Can you see the dog? She can't.

Kudos also to the enigmatic Cinzia (I was a corpse in Buio Omega) Monreale as the milky eyed dog fancier (and sensible shoed agent of Hell) Emily. As a kid I found her the most terrifying thing in the movie and would gaze at the colour pic of her in Starburst for hours trying to exorcise my demons....luckily as an adult you begin to appreciate the need for tall, plainly dressed, flat heeled and blind spooky ladies from beyond in horror films and it's a travesty that there aren't more of them.

Italian effects maestro Germano (Profondo Rosso) Natali provides the expected scenes of blood and mayhem, complementing Fulci's then obsession with the eye as a window to the soul with popping, squeezing and poking as many on screen as possible. Pity his (aforementioned) spiders were shite tho.

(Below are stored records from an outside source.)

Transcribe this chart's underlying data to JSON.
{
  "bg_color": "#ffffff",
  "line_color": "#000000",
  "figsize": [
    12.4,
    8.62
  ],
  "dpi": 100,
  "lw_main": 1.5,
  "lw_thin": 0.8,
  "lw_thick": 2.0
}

It has to be said that the true make-up genius on the movie was whoever decided to get local homeless drunks to play the naked, undead inhabitants of 'the beyond' for the films frankly bonkers finale. Knowing that these derelict damned for all eternity shadows of men are being portrayed by old, piss stained jakeys, fortified by cheap wine and the promise of a pizza brings a smile to my face every time.

"Can you smell cabbage?"

What more can I say?, go out and buy it now (or buy two, one for you and one for a friend).